Tamparan itu membuat penglihatanku menjadi gelap, sudut mulutku mulai berdarah dan telingaku berdengung.

Aku mengangkat kepalaku seraya menatapnya dengan tidak percaya.

"Ravel, kamu sudah gila, ya!"

"Plak!"

Ravel kembali menamparku.

Aku mundur beberapa langkah, kehilangan keseimbangan dan jatuh ke lantai.

Seluruh tubuhku menabrak meja.

"Brak, prang!"

Barang-barang di atas meja langsung berjatuhan ke lantai.

Suara gaduh ini menarik perhatian ibuku yang berada di kamar tidur. Dia berlari keluar sambil berteriak, lalu segera membantuku berdiri.

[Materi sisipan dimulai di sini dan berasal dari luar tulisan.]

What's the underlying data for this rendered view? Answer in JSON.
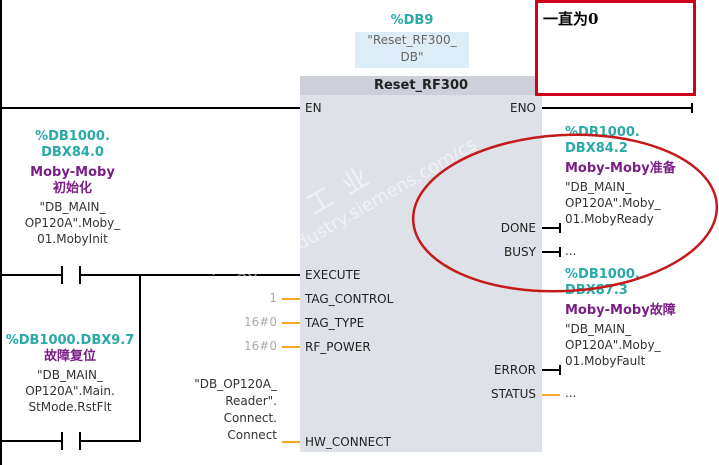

"Ravel, kenapa kamu memukulnya?"

"Dia pantas dipukuli," sahut Ravel dengan mata yang memerah. Dia mengambil kotak tisu di atas meja kopi, lalu melemparkannya ke arahku sambil berseru, "Clara, kamu ternyata sudah membohongiku. Hari ini, aku akan menghabisimu sampai mati!"

Melihat kotak tisu yang melayang itu, aku sontak menarik ibuku ke samping untuk menghindar.

Apa maksud Ravel?

Apakah hasil tes DNA menunjukkan bahwa anak tersebut bukan anaknya?

Aku segera berkata, "Aku nggak pernah berhubungan dengan pria lain. Ini pasti ada salah paham!"

"Salah paham?" ulang Ravel seraya menggertakkan giginya. Pria itu mengeluarkan ponselnya, menunjukkan layar ponsel, lalu melemparkannya ke arahku sambil berkata, "Buktinya sangat kuat. Salah paham apanya."